Jason Steinshouer

about blog projects

Processing Large XML Data Feeds With Node.js

At work we have a job that process a large data feed that involves consuming a SOAP webservice that returns 150MB+ of data. The job runs in Coldfusion which reads all the data into RAM and depending on how much RAM is available can cause Coldfusion to throw an out of memory error.

We discussed the concept of using streams to do this so that only a small chunk of data is processed at a time rather than loading everything into RAM at once. Rather than trying to use Java we decided it would be easier to use Node.js to handle it. For my first attempt at it I thought I would just try to convert the data into a CSV/TSV format which can easily be imported into our database for further processing.

For this project I installed the request and xml-stream packages from NPM. The request module is used to make http requests easier to work with. The xml-stream module is used to parse through XML as a stream.

npm install request xml-stream

First I import the modules I will be using.

var request = require('request');
var XmlStream = require('xml-stream');
var fs = require("fs");

Then I created an object for the request options which includes the url and options to send as a SOAP webservice request.

var options = {
  method: 'POST',
  url: 'https://www.yourserver.com/webservice/endpoint,
  headers: {
      'Content-Type': 'text/xml',
      'SOAPAction': 'https://www.yourserver.com/GetSomeData',
      'Content-Length': Buffer.byteLength(soap),
      'charset': 'utf-8'
  },
  body: 'Put your SOAP Request XML here'
};

I initially tried to stream directly from the http request to xml-stream but has some issues and did not spend much time troubleshooting it. I decided to write the XML to file first then process it.

var reqStream = request(options).pipe(fs.createWriteStream("./everything.xml"));

Here I defined a handler to listen for the event that’s called when the create file stream is finished. This is the function that reads the file parses out the XML and writes the data to a tab delimited file.

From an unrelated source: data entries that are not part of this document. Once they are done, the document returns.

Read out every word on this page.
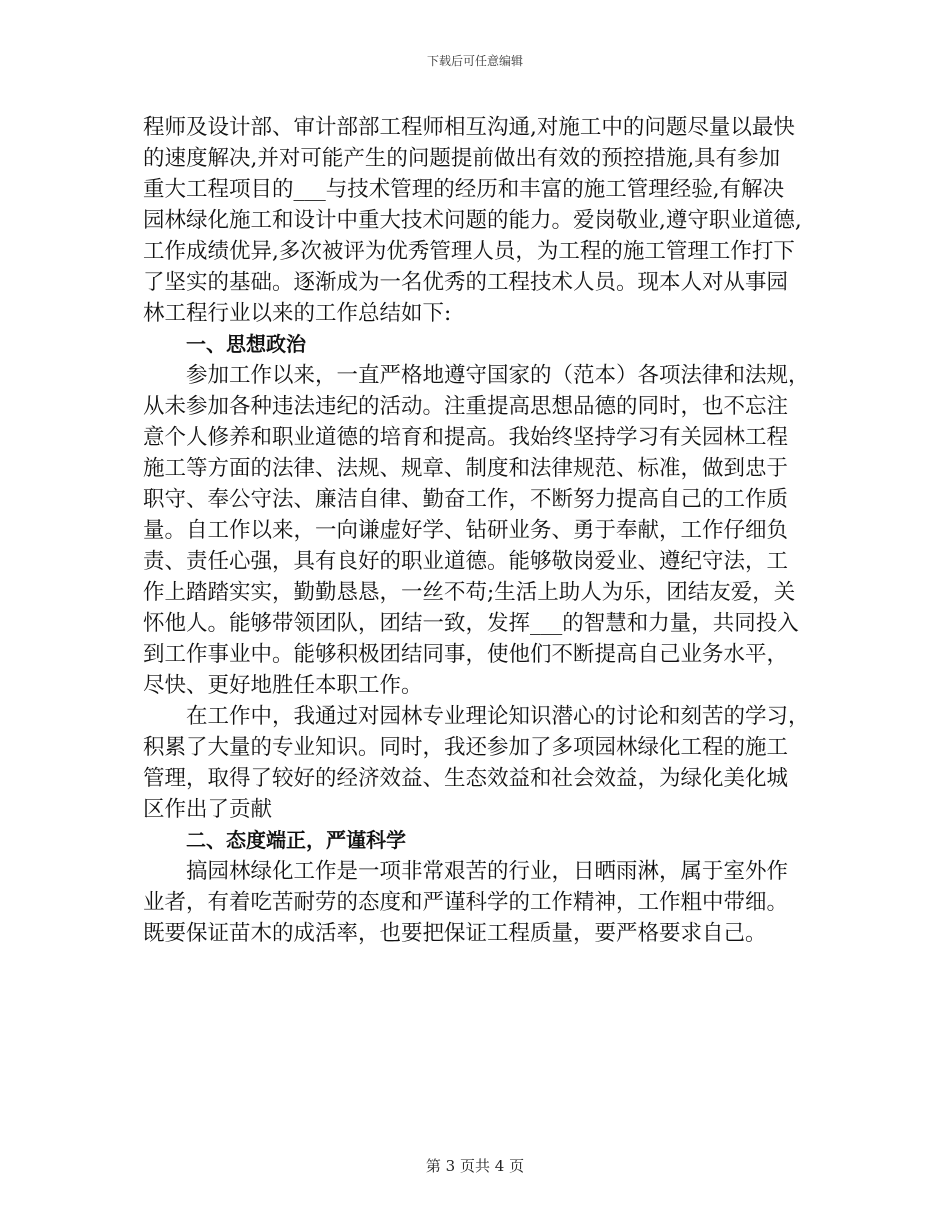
下载后可任意编辑
程师及设计部、审计部部工程师相互沟通,对施工中的问题尽量以最快
的速度解决,并对可能产生的问题提前做出有效的预控措施,具有参加
重大工程项目的___与技术管理的经历和丰富的施工管理经验,有解决
园林绿化施工和设计中重大技术问题的能力。爱岗敬业,遵守职业道德,
工作成绩优异,多次被评为优秀管理人员，为工程的施工管理工作打下
了坚实的基础。逐渐成为一名优秀的工程技术人员。现本人对从事园
林工程行业以来的工作总结如下:
一、思想政治
参加工作以来，一直严格地遵守国家的（范本）各项法律和法规，
从未参加各种违法违纪的活动。注重提高思想品德的同时，也不忘注
意个人修养和职业道德的培育和提高。我始终坚持学习有关园林工程
施工等方面的法律、法规、规章、制度和法律规范、标准，做到忠于
职守、奉公守法、廉洁自律、勤奋工作，不断努力提高自己的工作质
量。自工作以来，一向谦虚好学、钻研业务、勇于奉献，工作仔细负
责、责任心强，具有良好的职业道德。能够敬岗爱业、遵纪守法，工
作上踏踏实实，勤勤恳恳，一丝不苟;生活上助人为乐，团结友爱，关
怀他人。能够带领团队，团结一致，发挥___的智慧和力量，共同投入
到工作事业中。能够积极团结同事，使他们不断提高自己业务水平，
尽快、更好地胜任本职工作。
在工作中，我通过对园林专业理论知识潜心的讨论和刻苦的学习，
积累了大量的专业知识。同时，我还参加了多项园林绿化工程的施工
管理，取得了较好的经济效益、生态效益和社会效益，为绿化美化城
区作出了贡献
二、态度端正，严谨科学
搞园林绿化工作是一项非常艰苦的行业，日晒雨淋，属于室外作
业者，有着吃苦耐劳的态度和严谨科学的工作精神，工作粗中带细。
既要保证苗木的成活率，也要把保证工程质量，要严格要求自己。
第 3 页共 4 页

reqStream.on("finish", function() {

	var fields = ['ID','FirstName','LastName','Address','City','State'];

	console.log("download done...");
	console.log("creating csv...");
	var readStream = fs.createReadStream("./everything.xml");
	var xml = new XmlStream(readStream);
	var writeStream = fs.createWriteStream('./everything.txt');
	writeStream.write(fields.join("\t") + "\n");
	xml.on('endElement: GetSomeDataResult', function(item) {
		var line = [];
		fields.forEach(function(field) {
			line.push(item[field]);
		});
		writeStream.write(line.join("\t") + "\n");
	});

	xml.on("end", function() {
		writeStream.end();
		console.log("finished");
	});
});

Here I define an array that contains a list of fields from the XML data that I will transform into a tab seperated txt file.


var fields = ['ID','FirstName','LastName','Address','City','State'];

Then I create stream to read in the XML file and use it to create a new XmlStream. I also create a stream to write the new TXT file to.

var readStream = fs.createReadStream("./everything.xml");
var xml = new XmlStream(readStream);
var writeStream = fs.createWriteStream('./everything.txt');

This line writes the header row of the txt file.

writeStream.write(fields.join("\t") + "\n");

I then define a handler that is called everytime the XML stream parses an element named GetSomeDataResult. It grabs the data for each field and then writes a line to the txt file.

xml.on('endElement: GetSomeDataResult', function(item) {
	var line = [];
	fields.forEach(function(field) {
		line.push(item[field]);
	});
	writeStream.write(line.join("\t") + "\n");
});

The last part is a handler that is called when the XML stream is finished parsing. It closes the txt file stream.

xml.on("end", function() {
	writeStream.end();
	console.log("finished");
});

Hopefully this approach will scale better than some other methods we have used to process data feeds.